I tried internet dating, and thought I had met the girl of my dreams only to find out that it was not to be. I then asked my bishop, what I should do. "He said, "Stop dating on the internet, and you will find a wife in Norfolk or Virginia Beach."

I met Karla in 1999 at her parent's home in Norfolk where she was living. She owned her home in Virginia Beach. We married on 16 May, 2000. She was widowed. Her husband, Robert Casper, had been a football coach and history teacher. He died of brain cancer over only a few weeks.

Karla's daughter living at home had a hard time accepting a "Mormon" as her mother's suiter. Karla had been raised in the Church of Jesus Christ of Latter-day Saints but her husband wasn't interested and they attended other churches. She has supported me in my activities and has become active herself. We enjoy attending temple sessions together and spent a week of our our 2008 vacation within walking distance of temple square.

Recently our life has been blessed by our grandchildren and great grandchildren. We have been active in helping Carla get to all the practices and performances of "Seusical. the Musical" put on by the Hurrah Players in Norfolk, Virginia. She has become quite the thespian. She also plays violin in the school orchestra.

My grandson, Drew, has been sharing with us the joy of his boys, Andrew, and Christopher. Valerie Danielle has Brienna and Keegan. Along with our 19 grandchildren we have begun to appreciate the extended family.

In a perfect world, we would overcome all our problems. Our challenges bring growth, and we should be thankful for opposition. It hearts to the quick when those closest to you seem to hurt and hurt you the most. I am so thankful for repentance and rconcilliation.

I am so thankful that God is not through with me yet. Neither is this life's story finished. It is a work in progress. God bless!

My love for family history:

My mother's aunt Manetta Prince Henrie wrote two books on our family history which included the Prince and Lee families. I was also shown a pie chart of genealogy as a teenager that had John Alden and Pricilla Mullens along it's fluted edges. While working as a cubmaster I asked the cubs to do a family tree and then thought I should do what i asked others to do and visited the family history center. After printing out over 1000 pages of ancestors, I thought I had better get off the paper trail and do it on the computer. The computer has become so much more user friendly and new sites that archive your information and allow you to see the contributions of others have become commonplace.

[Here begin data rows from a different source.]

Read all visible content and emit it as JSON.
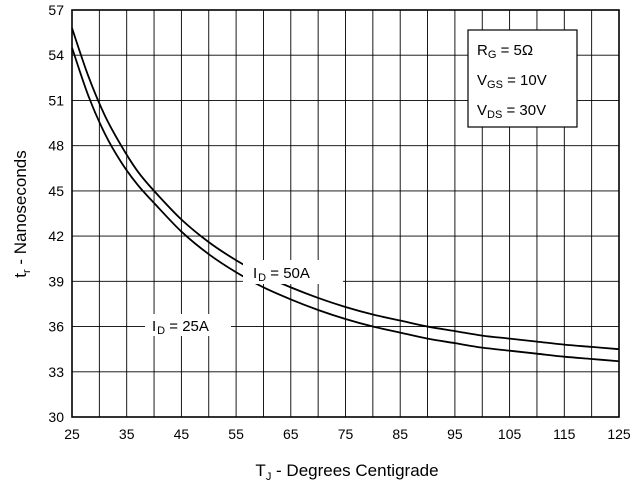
{
  "chart_data": {
    "type": "line",
    "xlabel": {
      "main": "T",
      "sub": "J",
      "rest": " - Degrees Centigrade"
    },
    "ylabel": {
      "main": "t",
      "sub": "r",
      "rest": " - Nanoseconds"
    },
    "xlim": [
      25,
      125
    ],
    "ylim": [
      30,
      57
    ],
    "x_ticks": [
      25,
      35,
      45,
      55,
      65,
      75,
      85,
      95,
      105,
      115,
      125
    ],
    "y_ticks": [
      30,
      33,
      36,
      39,
      42,
      45,
      48,
      51,
      54,
      57
    ],
    "grid": true,
    "x_grid_step": 5,
    "series": [
      {
        "name": "I D = 50A",
        "label": {
          "main": "I",
          "sub": "D",
          "rest": " = 50A"
        },
        "x": [
          25,
          28,
          31,
          34,
          37,
          40,
          45,
          50,
          55,
          60,
          65,
          70,
          75,
          80,
          85,
          90,
          95,
          100,
          105,
          110,
          115,
          120,
          125
        ],
        "y": [
          55.8,
          52.6,
          50.0,
          48.0,
          46.3,
          45.0,
          43.1,
          41.6,
          40.4,
          39.4,
          38.6,
          37.9,
          37.3,
          36.8,
          36.4,
          36.0,
          35.7,
          35.4,
          35.2,
          35.0,
          34.8,
          34.65,
          34.5
        ]
      },
      {
        "name": "I D = 25A",
        "label": {
          "main": "I",
          "sub": "D",
          "rest": " = 25A"
        },
        "x": [
          25,
          28,
          31,
          34,
          37,
          40,
          45,
          50,
          55,
          60,
          65,
          70,
          75,
          80,
          85,
          90,
          95,
          100,
          105,
          110,
          115,
          120,
          125
        ],
        "y": [
          54.5,
          51.3,
          48.8,
          46.9,
          45.4,
          44.2,
          42.3,
          40.8,
          39.6,
          38.6,
          37.8,
          37.1,
          36.5,
          36.0,
          35.6,
          35.2,
          34.9,
          34.6,
          34.4,
          34.2,
          34.0,
          33.85,
          33.7
        ]
      }
    ],
    "conditions": [
      {
        "main": "R",
        "sub": "G",
        "rest": " = 5Ω"
      },
      {
        "main": "V",
        "sub": "GS",
        "rest": " = 10V"
      },
      {
        "main": "V",
        "sub": "DS",
        "rest": " = 30V"
      }
    ]
  }
}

On vacation this summer Karla and I had the rich privilege of visiting Arthur & Helen Whittaker in their home and getting a transfusion of enthusiasm. We also began a correspondence with other cousins including Rodney Garth Dalton. I guess I have an obsession for genealogy. It has become a passion. It has become that which I am most anxiously engaged.

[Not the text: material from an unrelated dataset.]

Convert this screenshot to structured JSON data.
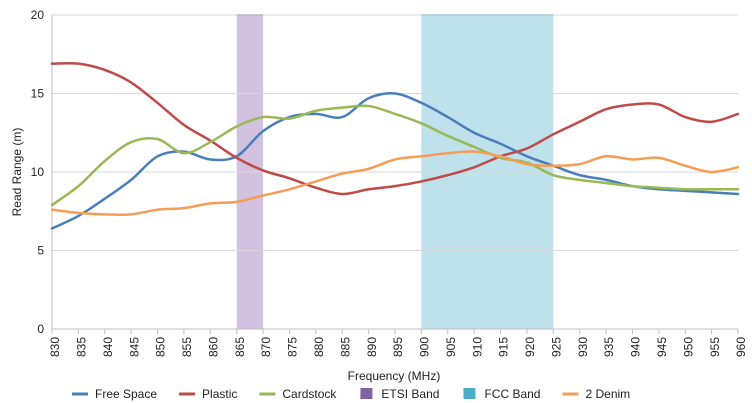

Truly to relocate all the human race is to chase after endless genealogies. To locate and learn about the life and times of our ancestors and to gain an appreciation for their input and influence is a worthy pursuit.

I am so thankful to have found many friends and fellow genealogists who have made me more aware of how much we need each other. Some of you help me to slow down and smell the roses.

My less than careful research in the past makes it harder to be the scholar that I ought to be and need to be. I am still learning about sources, and the fallibility of research. To err is human but to forgive yourself is habit forming. I am trying to keep good habits.